Homonyms: Village names that exist in multiple provinces may be ambiguous. The model does not perform disambiguation based on context.
Spelling variations: West African toponyms exhibit significant spelling variability (e.g., "Ouagadougou" vs "Ouaga"). The model handles common variations but may miss rare spellings not present in training data.
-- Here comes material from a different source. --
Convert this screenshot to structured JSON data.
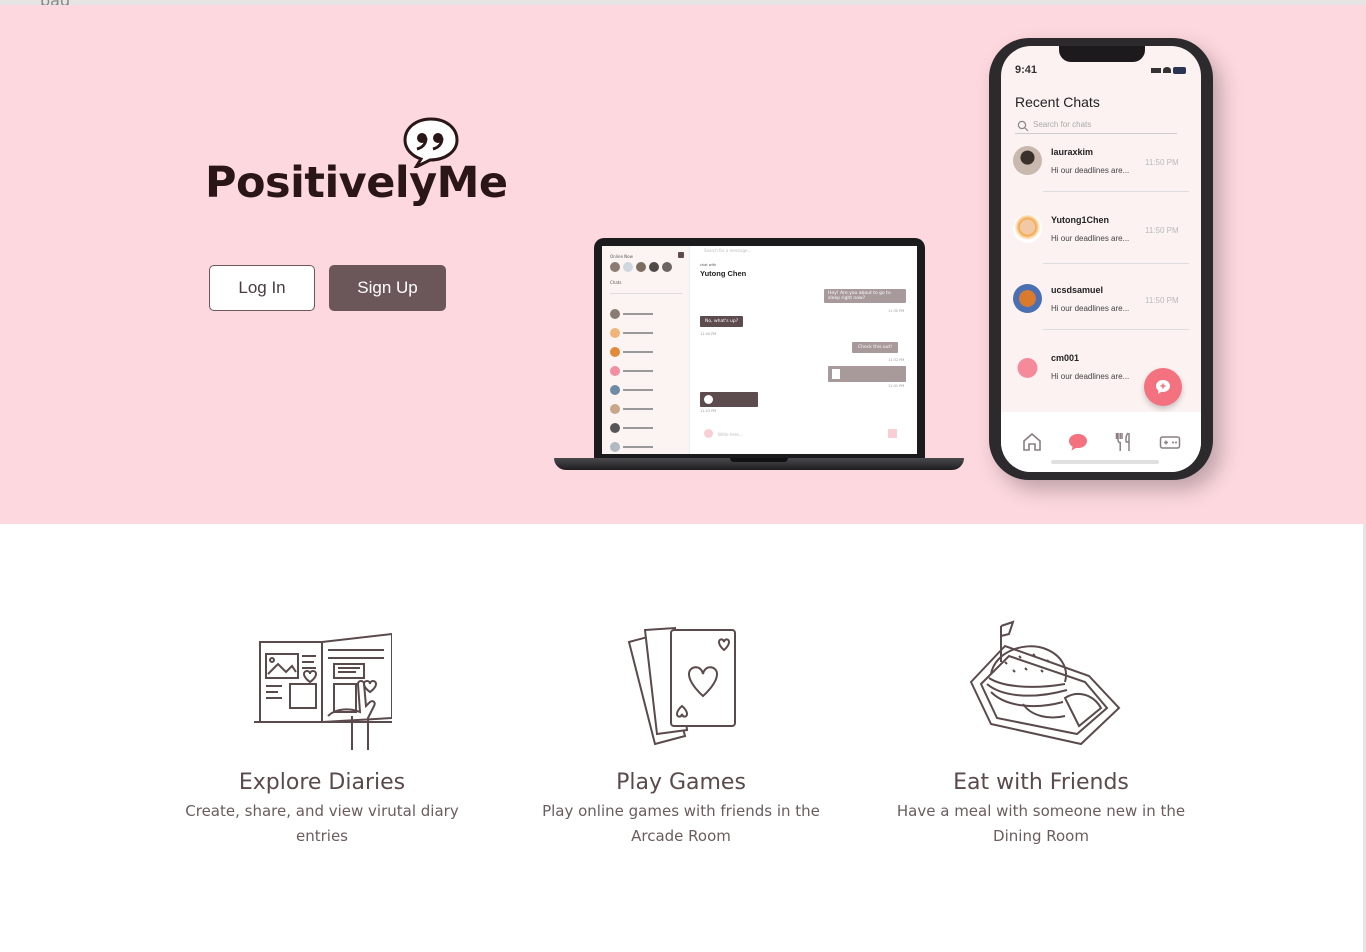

Language: Only French text is supported. The model will not work on texts in local languages (Mooré, Dioula, Fulfulde, etc.).
Ethical Considerations
Potential Biases
- Media coverage bias: Urban areas (especially Ouagadougou and Bobo-Dioulasso) are overrepresented in news articles compared to rural villages.
- Administrative changes: Administrative boundaries and names may have changed since the 2022 gazetteer was published.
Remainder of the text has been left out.